1. Aux termes des dispositions de l'article R. 222-1 du code de justice administrative : " () les présidents de formation de jugement des tribunaux () peuvent, par ordonnance : / () 4° Rejeter les requêtes manifestement irrecevables, lorsque la juridiction n'est pas tenue d'inviter leur auteur à les régulariser ou qu'elles n'ont pas été régularisées à l'expiration du délai imparti par une demande en ce sens ; () ".

2. Le silence gardé par le préfet sur une demande de titre de séjour fait en principe naître, au terme du délai prévu à l'article R. 432-2 du code de l'entrée et du séjour des étrangers et du droit d'asile, une décision implicite de rejet de cette demande. Il en va autrement lorsqu'il est établi que le dossier de la demande était incomplet, le silence gardé par l'administration valant alors refus implicite d'enregistrement de la demande, lequel ne constitue pas une décision susceptible de recours.

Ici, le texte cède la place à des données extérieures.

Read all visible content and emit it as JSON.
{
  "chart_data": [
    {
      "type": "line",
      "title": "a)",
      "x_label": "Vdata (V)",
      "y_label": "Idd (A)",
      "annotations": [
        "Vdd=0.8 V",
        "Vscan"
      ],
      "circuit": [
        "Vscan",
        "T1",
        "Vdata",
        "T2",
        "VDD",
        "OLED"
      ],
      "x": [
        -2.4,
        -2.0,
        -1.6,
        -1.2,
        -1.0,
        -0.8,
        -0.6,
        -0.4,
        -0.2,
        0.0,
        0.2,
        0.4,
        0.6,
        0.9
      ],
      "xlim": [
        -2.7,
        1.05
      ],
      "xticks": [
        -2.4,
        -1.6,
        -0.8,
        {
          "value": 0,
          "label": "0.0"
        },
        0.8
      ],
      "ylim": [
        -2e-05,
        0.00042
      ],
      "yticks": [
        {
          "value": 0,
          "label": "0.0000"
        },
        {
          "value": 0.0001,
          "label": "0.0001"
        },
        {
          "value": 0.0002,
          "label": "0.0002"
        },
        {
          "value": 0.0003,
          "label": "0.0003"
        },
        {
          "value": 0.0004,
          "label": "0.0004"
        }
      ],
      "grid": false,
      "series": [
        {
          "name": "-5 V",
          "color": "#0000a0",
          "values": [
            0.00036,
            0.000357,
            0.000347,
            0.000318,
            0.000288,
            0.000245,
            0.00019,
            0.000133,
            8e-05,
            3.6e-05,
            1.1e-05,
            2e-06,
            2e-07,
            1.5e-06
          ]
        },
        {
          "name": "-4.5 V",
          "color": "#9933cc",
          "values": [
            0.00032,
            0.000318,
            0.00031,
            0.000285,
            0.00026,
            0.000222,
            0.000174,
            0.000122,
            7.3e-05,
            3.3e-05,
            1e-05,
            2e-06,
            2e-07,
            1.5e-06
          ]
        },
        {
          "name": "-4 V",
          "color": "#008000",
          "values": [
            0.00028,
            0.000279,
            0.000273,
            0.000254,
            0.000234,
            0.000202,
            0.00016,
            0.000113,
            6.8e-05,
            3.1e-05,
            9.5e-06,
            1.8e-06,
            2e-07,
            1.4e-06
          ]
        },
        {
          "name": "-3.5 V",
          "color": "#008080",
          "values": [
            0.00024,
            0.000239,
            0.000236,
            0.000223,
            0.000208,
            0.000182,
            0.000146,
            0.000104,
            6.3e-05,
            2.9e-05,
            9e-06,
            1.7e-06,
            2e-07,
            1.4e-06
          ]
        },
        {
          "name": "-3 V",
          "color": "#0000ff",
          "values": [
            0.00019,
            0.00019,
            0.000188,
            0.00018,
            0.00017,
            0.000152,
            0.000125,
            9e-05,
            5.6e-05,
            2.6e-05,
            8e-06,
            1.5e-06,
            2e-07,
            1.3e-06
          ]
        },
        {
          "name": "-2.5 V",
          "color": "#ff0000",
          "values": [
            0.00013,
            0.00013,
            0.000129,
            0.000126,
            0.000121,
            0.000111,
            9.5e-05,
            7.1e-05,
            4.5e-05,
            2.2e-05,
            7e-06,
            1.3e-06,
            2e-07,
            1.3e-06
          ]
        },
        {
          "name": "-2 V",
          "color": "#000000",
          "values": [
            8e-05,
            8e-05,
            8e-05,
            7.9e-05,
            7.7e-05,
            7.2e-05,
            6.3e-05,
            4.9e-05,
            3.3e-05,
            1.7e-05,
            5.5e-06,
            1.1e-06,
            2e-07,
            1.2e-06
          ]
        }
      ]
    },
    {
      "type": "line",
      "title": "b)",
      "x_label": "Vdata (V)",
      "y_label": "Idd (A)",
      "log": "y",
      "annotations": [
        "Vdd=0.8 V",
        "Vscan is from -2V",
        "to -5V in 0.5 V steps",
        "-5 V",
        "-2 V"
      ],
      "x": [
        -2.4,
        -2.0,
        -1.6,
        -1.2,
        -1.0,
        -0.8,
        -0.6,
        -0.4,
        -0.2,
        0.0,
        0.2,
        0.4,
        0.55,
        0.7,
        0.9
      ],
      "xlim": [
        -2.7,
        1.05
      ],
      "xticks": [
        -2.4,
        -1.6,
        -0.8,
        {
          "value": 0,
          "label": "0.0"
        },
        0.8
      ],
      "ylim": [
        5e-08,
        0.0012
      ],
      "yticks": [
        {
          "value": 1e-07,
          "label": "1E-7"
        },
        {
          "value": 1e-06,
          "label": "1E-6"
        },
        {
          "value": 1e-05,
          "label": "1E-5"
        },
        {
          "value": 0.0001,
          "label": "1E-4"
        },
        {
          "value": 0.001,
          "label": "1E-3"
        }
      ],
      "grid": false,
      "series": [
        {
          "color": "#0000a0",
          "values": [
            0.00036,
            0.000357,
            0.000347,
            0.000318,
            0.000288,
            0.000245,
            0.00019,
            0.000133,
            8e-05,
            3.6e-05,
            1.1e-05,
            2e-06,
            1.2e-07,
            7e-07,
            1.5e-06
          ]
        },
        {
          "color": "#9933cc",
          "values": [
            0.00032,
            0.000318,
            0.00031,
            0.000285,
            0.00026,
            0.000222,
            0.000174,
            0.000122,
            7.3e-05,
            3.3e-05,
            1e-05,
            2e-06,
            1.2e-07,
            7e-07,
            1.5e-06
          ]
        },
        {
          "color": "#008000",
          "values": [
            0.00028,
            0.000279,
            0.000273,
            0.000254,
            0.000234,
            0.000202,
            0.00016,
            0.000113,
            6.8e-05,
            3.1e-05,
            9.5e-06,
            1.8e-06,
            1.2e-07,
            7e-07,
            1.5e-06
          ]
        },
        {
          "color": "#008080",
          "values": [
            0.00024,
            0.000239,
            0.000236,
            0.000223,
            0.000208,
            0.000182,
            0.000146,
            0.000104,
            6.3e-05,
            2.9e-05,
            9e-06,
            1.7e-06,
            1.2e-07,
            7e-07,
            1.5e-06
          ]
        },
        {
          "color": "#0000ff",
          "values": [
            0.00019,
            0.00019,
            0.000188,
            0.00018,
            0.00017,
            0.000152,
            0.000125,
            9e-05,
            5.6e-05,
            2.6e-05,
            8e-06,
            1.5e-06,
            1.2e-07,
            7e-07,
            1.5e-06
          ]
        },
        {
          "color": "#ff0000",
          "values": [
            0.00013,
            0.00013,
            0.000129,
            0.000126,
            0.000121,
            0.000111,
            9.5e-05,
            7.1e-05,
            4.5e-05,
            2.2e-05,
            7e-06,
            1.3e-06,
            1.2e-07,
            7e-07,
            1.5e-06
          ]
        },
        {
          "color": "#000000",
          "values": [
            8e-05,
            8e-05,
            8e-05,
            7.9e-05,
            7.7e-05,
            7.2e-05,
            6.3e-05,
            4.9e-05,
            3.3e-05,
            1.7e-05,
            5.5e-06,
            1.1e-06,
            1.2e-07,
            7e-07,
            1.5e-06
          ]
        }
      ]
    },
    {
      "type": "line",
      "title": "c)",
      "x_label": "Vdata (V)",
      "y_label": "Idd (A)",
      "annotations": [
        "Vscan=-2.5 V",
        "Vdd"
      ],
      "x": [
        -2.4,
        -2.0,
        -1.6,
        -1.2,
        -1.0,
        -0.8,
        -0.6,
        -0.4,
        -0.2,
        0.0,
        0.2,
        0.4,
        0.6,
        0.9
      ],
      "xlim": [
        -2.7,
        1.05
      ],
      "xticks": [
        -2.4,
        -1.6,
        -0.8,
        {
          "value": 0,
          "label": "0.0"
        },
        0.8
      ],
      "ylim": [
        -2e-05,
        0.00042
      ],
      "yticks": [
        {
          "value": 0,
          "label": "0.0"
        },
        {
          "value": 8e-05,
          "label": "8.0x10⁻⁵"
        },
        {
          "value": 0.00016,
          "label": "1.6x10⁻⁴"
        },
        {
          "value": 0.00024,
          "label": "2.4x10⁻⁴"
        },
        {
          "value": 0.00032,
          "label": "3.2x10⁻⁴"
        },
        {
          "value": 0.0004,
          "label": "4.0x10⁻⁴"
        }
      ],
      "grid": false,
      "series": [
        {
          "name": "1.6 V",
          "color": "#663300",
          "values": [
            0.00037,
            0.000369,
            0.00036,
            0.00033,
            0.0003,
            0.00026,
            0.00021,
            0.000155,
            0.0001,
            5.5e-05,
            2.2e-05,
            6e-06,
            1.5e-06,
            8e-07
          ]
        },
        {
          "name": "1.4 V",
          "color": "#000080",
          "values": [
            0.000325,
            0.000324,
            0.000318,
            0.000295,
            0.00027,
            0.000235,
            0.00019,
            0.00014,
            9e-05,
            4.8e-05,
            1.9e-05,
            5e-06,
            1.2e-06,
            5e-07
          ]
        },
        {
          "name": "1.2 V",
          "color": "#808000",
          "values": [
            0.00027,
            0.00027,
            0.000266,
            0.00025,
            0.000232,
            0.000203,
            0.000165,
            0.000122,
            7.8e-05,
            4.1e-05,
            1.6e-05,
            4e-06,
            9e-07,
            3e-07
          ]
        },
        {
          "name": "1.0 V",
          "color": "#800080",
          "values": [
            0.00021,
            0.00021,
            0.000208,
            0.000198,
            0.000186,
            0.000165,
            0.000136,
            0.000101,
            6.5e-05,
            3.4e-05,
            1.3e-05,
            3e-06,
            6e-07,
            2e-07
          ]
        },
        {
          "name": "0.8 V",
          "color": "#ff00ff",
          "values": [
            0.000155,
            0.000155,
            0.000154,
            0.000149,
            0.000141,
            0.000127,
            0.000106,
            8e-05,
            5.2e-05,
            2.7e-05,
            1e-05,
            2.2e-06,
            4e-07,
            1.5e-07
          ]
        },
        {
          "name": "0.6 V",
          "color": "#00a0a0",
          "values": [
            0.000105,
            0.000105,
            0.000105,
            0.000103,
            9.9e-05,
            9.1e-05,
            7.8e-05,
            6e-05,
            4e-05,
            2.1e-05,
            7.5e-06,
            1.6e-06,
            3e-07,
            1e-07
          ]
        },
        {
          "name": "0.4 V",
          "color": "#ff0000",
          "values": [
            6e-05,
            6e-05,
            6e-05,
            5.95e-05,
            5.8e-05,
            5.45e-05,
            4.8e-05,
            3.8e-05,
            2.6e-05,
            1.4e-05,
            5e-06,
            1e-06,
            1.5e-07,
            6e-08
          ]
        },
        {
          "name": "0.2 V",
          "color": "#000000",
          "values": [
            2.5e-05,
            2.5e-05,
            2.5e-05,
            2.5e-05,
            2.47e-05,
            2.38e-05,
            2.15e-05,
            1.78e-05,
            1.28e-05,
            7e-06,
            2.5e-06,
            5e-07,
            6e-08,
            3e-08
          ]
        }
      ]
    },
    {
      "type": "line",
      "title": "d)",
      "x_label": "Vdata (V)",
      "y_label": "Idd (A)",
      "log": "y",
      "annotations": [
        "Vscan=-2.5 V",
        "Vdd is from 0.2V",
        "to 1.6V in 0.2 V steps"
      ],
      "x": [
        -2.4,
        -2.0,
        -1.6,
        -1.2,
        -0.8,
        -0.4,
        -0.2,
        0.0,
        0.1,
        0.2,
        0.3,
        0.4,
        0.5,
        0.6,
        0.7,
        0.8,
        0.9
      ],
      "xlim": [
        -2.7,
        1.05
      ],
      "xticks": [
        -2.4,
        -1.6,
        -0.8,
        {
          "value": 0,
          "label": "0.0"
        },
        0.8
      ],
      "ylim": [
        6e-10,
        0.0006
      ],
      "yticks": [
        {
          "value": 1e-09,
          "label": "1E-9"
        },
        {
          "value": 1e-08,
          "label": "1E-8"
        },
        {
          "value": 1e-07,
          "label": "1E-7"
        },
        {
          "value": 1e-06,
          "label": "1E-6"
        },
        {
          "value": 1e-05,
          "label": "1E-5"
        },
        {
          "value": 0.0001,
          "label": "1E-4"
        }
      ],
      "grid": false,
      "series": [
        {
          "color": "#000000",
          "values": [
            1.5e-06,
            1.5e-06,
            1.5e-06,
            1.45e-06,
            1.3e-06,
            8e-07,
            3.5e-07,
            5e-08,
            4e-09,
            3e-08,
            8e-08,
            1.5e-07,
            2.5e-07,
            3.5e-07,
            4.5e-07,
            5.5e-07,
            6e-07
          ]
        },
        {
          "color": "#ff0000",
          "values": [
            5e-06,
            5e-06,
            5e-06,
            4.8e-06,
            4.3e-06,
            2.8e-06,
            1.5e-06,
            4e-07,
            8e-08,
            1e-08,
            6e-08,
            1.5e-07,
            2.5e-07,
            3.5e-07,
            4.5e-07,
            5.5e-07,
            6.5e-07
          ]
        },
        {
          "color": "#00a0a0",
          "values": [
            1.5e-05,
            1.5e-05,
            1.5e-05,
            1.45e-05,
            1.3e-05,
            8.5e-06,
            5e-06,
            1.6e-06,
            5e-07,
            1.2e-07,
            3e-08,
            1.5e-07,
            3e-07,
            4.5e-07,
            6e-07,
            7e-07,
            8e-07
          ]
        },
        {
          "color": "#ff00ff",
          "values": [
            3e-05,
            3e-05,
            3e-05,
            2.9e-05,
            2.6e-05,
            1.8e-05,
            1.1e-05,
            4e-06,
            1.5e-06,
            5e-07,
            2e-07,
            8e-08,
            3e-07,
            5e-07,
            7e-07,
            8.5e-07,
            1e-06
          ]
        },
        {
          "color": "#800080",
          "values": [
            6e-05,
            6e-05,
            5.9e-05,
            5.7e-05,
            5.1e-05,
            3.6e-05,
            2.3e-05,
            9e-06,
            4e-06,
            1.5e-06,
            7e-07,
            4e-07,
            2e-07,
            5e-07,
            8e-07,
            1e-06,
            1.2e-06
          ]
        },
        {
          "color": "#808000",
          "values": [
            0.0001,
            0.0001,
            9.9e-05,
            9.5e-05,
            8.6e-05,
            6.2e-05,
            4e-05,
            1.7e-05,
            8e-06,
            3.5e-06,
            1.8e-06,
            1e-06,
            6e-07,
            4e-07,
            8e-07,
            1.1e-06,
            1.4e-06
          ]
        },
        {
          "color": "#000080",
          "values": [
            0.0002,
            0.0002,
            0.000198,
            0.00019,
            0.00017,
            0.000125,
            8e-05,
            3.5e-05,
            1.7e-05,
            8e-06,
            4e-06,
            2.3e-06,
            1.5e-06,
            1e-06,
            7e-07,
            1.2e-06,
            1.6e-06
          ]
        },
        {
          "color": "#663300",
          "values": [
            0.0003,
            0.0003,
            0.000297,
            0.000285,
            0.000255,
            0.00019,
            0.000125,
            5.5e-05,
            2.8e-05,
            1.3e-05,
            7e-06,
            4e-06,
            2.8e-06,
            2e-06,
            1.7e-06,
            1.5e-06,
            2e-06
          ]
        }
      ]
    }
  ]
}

3. Il ressort des pièces du dossier qu'à la suite de la présentation par Mme A de sa demande de titre de séjour le 29 janvier 2024, des pièces complémentaires ont été réclamées à la requérante par le préfet de la Haute-Garonne, dont les dernières n'ont pas été produites. Le dossier de la demande de la requérante étant incomplet, sa demande n'a fait naître qu'un refus implicite d'enregistrement de cette demande, lequel ne constitue pas une décision susceptible de recours. La requête de Mme A est donc irrecevable et doit par voie de conséquence être rejetée en application du 4° de l'article R. 222-1 du code de justice administrative, y compris ses conclusions aux fins d'injonction et d'astreinte et celles présentées au titre des frais liés au litige.

O R D O N N E :

Article 1er : La requête de Mme A est rejetée.

Article 2 : La présente ordonnance sera notifiée à Mme B A, au préfet de la Haute-Garonne et à Me Cohen-Tapia.

Fait à Toulouse, le 15 avril 2025.

Le président de la 3ème chambre,

P. GRIMAUD

La République mande et ordonne au préfet de la Haute-Garonne, en ce qui le concerne ou à tous commissaires de justice à ce requis, en ce qui concerne les voies de droit commun contre les parties privées, de pourvoir à l'exécution de la présente décision.